If you turn on Community Insights, we will review the strategies and benefits that you add, along with those of thousands of others, and select the best ones to add to the Community Insights list. We may not add all of them, and we will deliberately reject any that encourage drinking, contain profanity, or mention any person’s name. The goal is to have an anonymous list of strategies and benefits that help everyone in the community.
How do groups work?
Your Group is a place to get empathy and understanding from others in the same situation, share tips and advice based on what has worked for you in the past, and encourage one another to make progress. Group chats are unmoderated, made up only of comments from other users.
Our goal with the Group is to help you find the right people to support you. We match you with people in your Group based on having similar answers to the introductory questions about your drinking history. We also introduce you to people in your Group who share your challenges and motivations - your “Matches” - so you can make deeper connections more quickly.
when am I talking to a bot?
When you answer the introductory questions to get matched to your Group, and when you do exercises on the Library and Toolbox tabs, you are talking to the Drinker’s Helper chat bot. It is not an intelligent bot, as you’ll see if you attempt to engage it that way; it cannot understand unstructured conversation, but instead gives a programmed set of responses. It’s like reading a book, only in a chat format.

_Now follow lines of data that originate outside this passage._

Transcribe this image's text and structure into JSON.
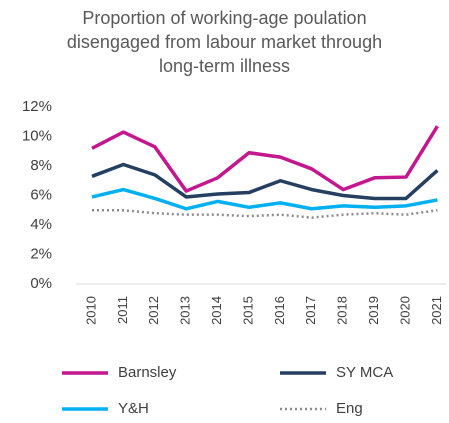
{
  "chart_data": {
    "type": "line",
    "title": "Proportion of working-age poulation disengaged from labour market through long-term illness",
    "categories": [
      "2010",
      "2011",
      "2012",
      "2013",
      "2014",
      "2015",
      "2016",
      "2017",
      "2018",
      "2019",
      "2020",
      "2021"
    ],
    "series": [
      {
        "name": "Barnsley",
        "color": "#c4168f",
        "dash": "solid",
        "values": [
          9.2,
          10.3,
          9.3,
          6.3,
          7.2,
          8.9,
          8.6,
          7.8,
          6.4,
          7.2,
          7.25,
          10.7
        ]
      },
      {
        "name": "SY MCA",
        "color": "#243f60",
        "dash": "solid",
        "values": [
          7.3,
          8.1,
          7.4,
          5.9,
          6.1,
          6.2,
          7.0,
          6.4,
          6.0,
          5.8,
          5.8,
          7.7
        ]
      },
      {
        "name": "Y&H",
        "color": "#00b0f0",
        "dash": "solid",
        "values": [
          5.9,
          6.4,
          5.8,
          5.1,
          5.6,
          5.2,
          5.5,
          5.1,
          5.3,
          5.2,
          5.3,
          5.7
        ]
      },
      {
        "name": "Eng",
        "color": "#8c8c8c",
        "dash": "dotted",
        "values": [
          5.0,
          5.0,
          4.8,
          4.7,
          4.7,
          4.6,
          4.7,
          4.5,
          4.7,
          4.8,
          4.7,
          5.0
        ]
      }
    ],
    "ylim": [
      0,
      12
    ],
    "yticks": [
      {
        "value": 0,
        "label": "0%"
      },
      {
        "value": 2,
        "label": "2%"
      },
      {
        "value": 4,
        "label": "4%"
      },
      {
        "value": 6,
        "label": "6%"
      },
      {
        "value": 8,
        "label": "8%"
      },
      {
        "value": 10,
        "label": "10%"
      },
      {
        "value": 12,
        "label": "12%"
      }
    ],
    "grid": false,
    "legend": "bottom"
  }
}
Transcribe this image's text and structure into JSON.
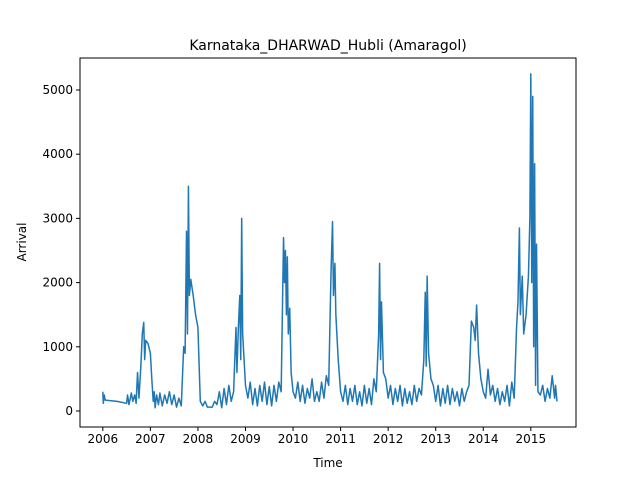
{
  "chart_data": {
    "type": "line",
    "title": "Karnataka_DHARWAD_Hubli (Amaragol)",
    "xlabel": "Time",
    "ylabel": "Arrival",
    "xlim": [
      2005.52,
      2015.95
    ],
    "ylim": [
      -249,
      5498
    ],
    "xticks": [
      2006,
      2007,
      2008,
      2009,
      2010,
      2011,
      2012,
      2013,
      2014,
      2015
    ],
    "yticks": [
      0,
      1000,
      2000,
      3000,
      4000,
      5000
    ],
    "grid": false,
    "series": [
      {
        "color": "#1f77b4",
        "x": [
          2006.0,
          2006.01,
          2006.03,
          2006.05,
          2006.3,
          2006.5,
          2006.52,
          2006.55,
          2006.6,
          2006.63,
          2006.67,
          2006.7,
          2006.73,
          2006.76,
          2006.8,
          2006.83,
          2006.86,
          2006.88,
          2006.9,
          2006.95,
          2007.0,
          2007.03,
          2007.06,
          2007.08,
          2007.1,
          2007.13,
          2007.17,
          2007.2,
          2007.25,
          2007.3,
          2007.35,
          2007.4,
          2007.45,
          2007.5,
          2007.55,
          2007.6,
          2007.65,
          2007.7,
          2007.73,
          2007.76,
          2007.78,
          2007.8,
          2007.82,
          2007.85,
          2007.9,
          2007.95,
          2008.0,
          2008.03,
          2008.05,
          2008.1,
          2008.15,
          2008.2,
          2008.3,
          2008.35,
          2008.4,
          2008.45,
          2008.5,
          2008.55,
          2008.6,
          2008.65,
          2008.7,
          2008.75,
          2008.8,
          2008.82,
          2008.85,
          2008.88,
          2008.9,
          2008.92,
          2008.94,
          2008.97,
          2009.0,
          2009.05,
          2009.1,
          2009.15,
          2009.2,
          2009.25,
          2009.3,
          2009.35,
          2009.4,
          2009.45,
          2009.5,
          2009.55,
          2009.6,
          2009.65,
          2009.7,
          2009.75,
          2009.8,
          2009.82,
          2009.84,
          2009.86,
          2009.88,
          2009.9,
          2009.93,
          2009.96,
          2010.0,
          2010.05,
          2010.1,
          2010.15,
          2010.2,
          2010.25,
          2010.3,
          2010.35,
          2010.4,
          2010.45,
          2010.5,
          2010.55,
          2010.6,
          2010.65,
          2010.7,
          2010.75,
          2010.78,
          2010.8,
          2010.83,
          2010.85,
          2010.88,
          2010.9,
          2010.95,
          2011.0,
          2011.05,
          2011.1,
          2011.15,
          2011.2,
          2011.25,
          2011.3,
          2011.35,
          2011.4,
          2011.45,
          2011.5,
          2011.55,
          2011.6,
          2011.65,
          2011.7,
          2011.75,
          2011.8,
          2011.82,
          2011.84,
          2011.86,
          2011.9,
          2011.95,
          2012.0,
          2012.05,
          2012.1,
          2012.15,
          2012.2,
          2012.25,
          2012.3,
          2012.35,
          2012.4,
          2012.45,
          2012.5,
          2012.55,
          2012.6,
          2012.65,
          2012.7,
          2012.75,
          2012.78,
          2012.8,
          2012.82,
          2012.85,
          2012.9,
          2012.95,
          2013.0,
          2013.05,
          2013.1,
          2013.15,
          2013.2,
          2013.25,
          2013.3,
          2013.35,
          2013.4,
          2013.45,
          2013.5,
          2013.55,
          2013.6,
          2013.65,
          2013.7,
          2013.75,
          2013.8,
          2013.83,
          2013.86,
          2013.9,
          2013.95,
          2014.0,
          2014.05,
          2014.1,
          2014.15,
          2014.2,
          2014.25,
          2014.3,
          2014.35,
          2014.4,
          2014.45,
          2014.5,
          2014.55,
          2014.6,
          2014.65,
          2014.7,
          2014.73,
          2014.76,
          2014.78,
          2014.82,
          2014.85,
          2014.9,
          2014.95,
          2014.98,
          2015.0,
          2015.02,
          2015.04,
          2015.06,
          2015.08,
          2015.1,
          2015.12,
          2015.15,
          2015.2,
          2015.25,
          2015.3,
          2015.35,
          2015.4,
          2015.45,
          2015.5,
          2015.52,
          2015.55
        ],
        "values": [
          300,
          120,
          250,
          170,
          150,
          120,
          250,
          100,
          280,
          150,
          250,
          120,
          600,
          200,
          700,
          1200,
          1380,
          800,
          1100,
          1050,
          900,
          500,
          150,
          300,
          50,
          250,
          100,
          280,
          80,
          250,
          120,
          300,
          100,
          250,
          60,
          200,
          80,
          1000,
          900,
          2800,
          1200,
          3500,
          1800,
          2050,
          1800,
          1500,
          1300,
          600,
          150,
          80,
          150,
          60,
          60,
          150,
          100,
          300,
          50,
          350,
          100,
          400,
          150,
          300,
          1300,
          600,
          1300,
          1800,
          800,
          3000,
          1200,
          800,
          400,
          200,
          450,
          100,
          350,
          80,
          400,
          150,
          450,
          100,
          380,
          80,
          400,
          150,
          450,
          300,
          2700,
          2000,
          2500,
          1500,
          2400,
          1200,
          1600,
          600,
          300,
          200,
          450,
          150,
          400,
          120,
          350,
          200,
          500,
          150,
          300,
          150,
          450,
          200,
          550,
          400,
          1500,
          2200,
          2950,
          1800,
          2300,
          1500,
          800,
          300,
          150,
          400,
          100,
          350,
          150,
          400,
          100,
          300,
          80,
          400,
          120,
          350,
          100,
          500,
          300,
          1200,
          2300,
          800,
          1700,
          600,
          500,
          200,
          400,
          100,
          350,
          150,
          400,
          80,
          350,
          120,
          300,
          100,
          400,
          150,
          350,
          250,
          800,
          1850,
          700,
          2100,
          900,
          500,
          400,
          150,
          400,
          80,
          350,
          120,
          400,
          100,
          350,
          150,
          300,
          80,
          350,
          150,
          300,
          400,
          1400,
          1300,
          1100,
          1650,
          900,
          500,
          300,
          200,
          650,
          250,
          400,
          150,
          350,
          100,
          300,
          150,
          400,
          80,
          450,
          200,
          1300,
          1700,
          2850,
          1500,
          2100,
          1200,
          1500,
          2100,
          3000,
          5250,
          2000,
          4900,
          1000,
          3850,
          400,
          2600,
          300,
          250,
          400,
          150,
          350,
          200,
          550,
          200,
          400,
          150
        ]
      }
    ]
  }
}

When you join your Group, you are talking to other people who’ve also signed up for Drinker’s Helper. We do not insert bots into Groups.
As a further clarification: there is no bot, anywhere in the world, that is known to pass the Turing test of convincingly sounding like a human being. We certainly do not have that capability, as you’ll see when you do exercises. It is a chat bot, but not an intelligent one :).
Who is it good for?
Drinker's Helper is intended as support for anyone who is working on drinking less or quitting drinking, who has mild or moderate problems with alcohol. It is not intended in any case to be a substitute for medical care or alcohol addiction treatment.
Should I do this instead of going to a rehab facility or a therapist?
In short, no. If your problems caused by drinking are serious enough that you are considering residential rehab or going to an addiction therapist, you could consider using Drinker's Helper as an aid after your formal treatment ends, or using it in addition to your core treatment program. If you are looking for an addiction therapist, we recommend searching in Psychology Today here, or look for doctors or inpatient programs here.
What does it cost?
We offer a one week free trial, and if at that point you are seeing value in Drinker's Helper, we hope you will subscribe to DH Plus to help keep us in business. If you decide you don’t want it anymore, you can cancel by following Apple’s standard process here: https://support.apple.com/en-us/HT202039.
How can I cancel my subscription?
You can easily cancel your subscription anytime by following Apple’s standard process here. If you cancel, you will still have access to DH Plus premium features (your Group, your Insights, and your Program) until the end of your subscription period.